Hydroxyurea is an excellent therapeutic agent for the pharmacological induction of HbF in patients with
sickle cell disease (SCD). However, all completed clinical trials of
hydroxyurea have excluded patients with
hemoglobin SC (HbSC) disease. HbSC differs significantly in pathophysiology from HbSS, as HbC does not sickle, but instead causes cellular
dehydration which potentiates sickling of HbS. Many severely affected HbSC patients have been placed on
hydroxyurea on a case by case basis, but there are no large scale prospective data on safety or efficacy of
hydroxyurea in this subset of patients with SCD. Here, we report a case series of 14 pediatric patients with HbSC treated to maximum tolerated dose (MTD) with
hydroxyurea.

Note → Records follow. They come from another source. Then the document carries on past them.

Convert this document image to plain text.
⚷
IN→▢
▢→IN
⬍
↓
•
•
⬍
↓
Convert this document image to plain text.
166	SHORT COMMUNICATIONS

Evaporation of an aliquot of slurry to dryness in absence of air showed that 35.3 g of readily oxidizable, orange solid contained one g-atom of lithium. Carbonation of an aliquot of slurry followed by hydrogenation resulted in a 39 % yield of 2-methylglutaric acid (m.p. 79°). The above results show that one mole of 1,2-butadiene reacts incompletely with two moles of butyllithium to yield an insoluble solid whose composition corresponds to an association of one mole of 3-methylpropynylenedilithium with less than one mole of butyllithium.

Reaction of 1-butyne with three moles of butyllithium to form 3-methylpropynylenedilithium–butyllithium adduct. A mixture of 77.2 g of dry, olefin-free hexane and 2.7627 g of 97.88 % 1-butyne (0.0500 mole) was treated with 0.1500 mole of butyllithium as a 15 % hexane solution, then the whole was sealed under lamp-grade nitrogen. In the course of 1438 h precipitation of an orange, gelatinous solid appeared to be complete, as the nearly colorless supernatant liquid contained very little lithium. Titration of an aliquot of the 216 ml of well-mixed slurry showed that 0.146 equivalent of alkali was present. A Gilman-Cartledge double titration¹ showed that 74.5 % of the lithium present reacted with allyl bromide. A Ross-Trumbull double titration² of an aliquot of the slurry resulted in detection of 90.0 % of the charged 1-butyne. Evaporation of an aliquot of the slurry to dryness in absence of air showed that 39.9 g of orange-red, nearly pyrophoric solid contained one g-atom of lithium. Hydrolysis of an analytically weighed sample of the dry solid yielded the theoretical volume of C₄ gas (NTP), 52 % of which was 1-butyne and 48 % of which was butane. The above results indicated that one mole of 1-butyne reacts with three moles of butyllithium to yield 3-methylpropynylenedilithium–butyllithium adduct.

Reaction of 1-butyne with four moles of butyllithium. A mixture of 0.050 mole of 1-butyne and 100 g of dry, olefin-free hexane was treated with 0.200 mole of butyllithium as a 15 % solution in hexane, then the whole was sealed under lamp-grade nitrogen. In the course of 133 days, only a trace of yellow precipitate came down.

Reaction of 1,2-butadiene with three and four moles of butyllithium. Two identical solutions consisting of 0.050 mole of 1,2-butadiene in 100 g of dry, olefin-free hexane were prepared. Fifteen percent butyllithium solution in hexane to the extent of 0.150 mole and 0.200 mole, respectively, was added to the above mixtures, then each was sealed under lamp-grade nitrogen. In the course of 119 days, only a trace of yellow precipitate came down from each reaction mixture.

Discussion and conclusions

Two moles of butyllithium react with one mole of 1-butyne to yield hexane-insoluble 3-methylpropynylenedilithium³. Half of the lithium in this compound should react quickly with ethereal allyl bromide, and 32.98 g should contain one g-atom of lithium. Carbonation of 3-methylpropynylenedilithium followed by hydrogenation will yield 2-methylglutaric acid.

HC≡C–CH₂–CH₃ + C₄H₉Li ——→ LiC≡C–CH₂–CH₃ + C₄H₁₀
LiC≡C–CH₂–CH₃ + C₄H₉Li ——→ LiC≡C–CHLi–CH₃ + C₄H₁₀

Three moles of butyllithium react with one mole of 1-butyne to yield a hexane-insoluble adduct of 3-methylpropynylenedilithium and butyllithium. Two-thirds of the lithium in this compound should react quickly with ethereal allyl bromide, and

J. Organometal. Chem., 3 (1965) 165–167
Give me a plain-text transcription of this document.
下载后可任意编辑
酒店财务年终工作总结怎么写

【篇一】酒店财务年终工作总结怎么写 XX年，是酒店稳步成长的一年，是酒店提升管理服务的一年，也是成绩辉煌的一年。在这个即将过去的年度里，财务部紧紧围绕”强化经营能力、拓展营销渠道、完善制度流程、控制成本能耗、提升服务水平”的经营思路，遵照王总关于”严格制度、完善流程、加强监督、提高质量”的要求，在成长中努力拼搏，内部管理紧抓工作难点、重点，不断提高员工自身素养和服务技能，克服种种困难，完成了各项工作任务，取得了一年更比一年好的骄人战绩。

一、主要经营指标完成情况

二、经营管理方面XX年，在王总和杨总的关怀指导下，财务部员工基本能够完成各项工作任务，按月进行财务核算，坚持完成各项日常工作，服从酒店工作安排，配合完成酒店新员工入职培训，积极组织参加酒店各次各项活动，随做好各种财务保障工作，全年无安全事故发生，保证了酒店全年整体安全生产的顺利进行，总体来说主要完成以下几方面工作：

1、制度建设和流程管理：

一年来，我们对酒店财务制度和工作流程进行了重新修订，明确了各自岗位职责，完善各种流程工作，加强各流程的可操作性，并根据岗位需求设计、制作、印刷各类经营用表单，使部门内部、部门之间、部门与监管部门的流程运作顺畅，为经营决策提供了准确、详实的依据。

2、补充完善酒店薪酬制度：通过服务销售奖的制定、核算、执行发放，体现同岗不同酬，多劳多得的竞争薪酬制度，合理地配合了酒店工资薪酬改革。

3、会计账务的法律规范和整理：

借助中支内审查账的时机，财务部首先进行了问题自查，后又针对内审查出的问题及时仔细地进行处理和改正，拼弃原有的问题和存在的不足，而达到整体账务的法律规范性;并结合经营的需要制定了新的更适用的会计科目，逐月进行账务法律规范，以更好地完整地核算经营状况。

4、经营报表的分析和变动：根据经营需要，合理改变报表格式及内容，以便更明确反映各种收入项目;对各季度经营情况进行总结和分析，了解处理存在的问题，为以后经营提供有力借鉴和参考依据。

Those who failed to show clinical improvement after at least six months at MTD were offered phlebotomy in addition to
hydroxyurea. Five out of 11 patients with HbSC who achieved MTD failed to demonstrate clinical improvement on
hydroxyurea. Of the four placed on dual
hydroxyurea and phlebotomy
therapy, all showed at least partial clinical improvement. Percent dense red blood cells (%DRBC) were measured via an ADVIA hematology analyzer. A marked rise in percent dense cells preceded clinical complications in three patients. Dual
therapy with
hydroxyurea and phlebotomy may be an effective approach to patients with HbSC that do not experience improvement with
hydroxyurea alone. Monitoring of %DRBC may predict adverse events and aid in assessing
hydroxyurea compliance. Large scale clinical trials are needed to evaluate the safety and efficacy of
hydroxyurea and
hydroxyurea with phlebotomy in patients with HbSC disease.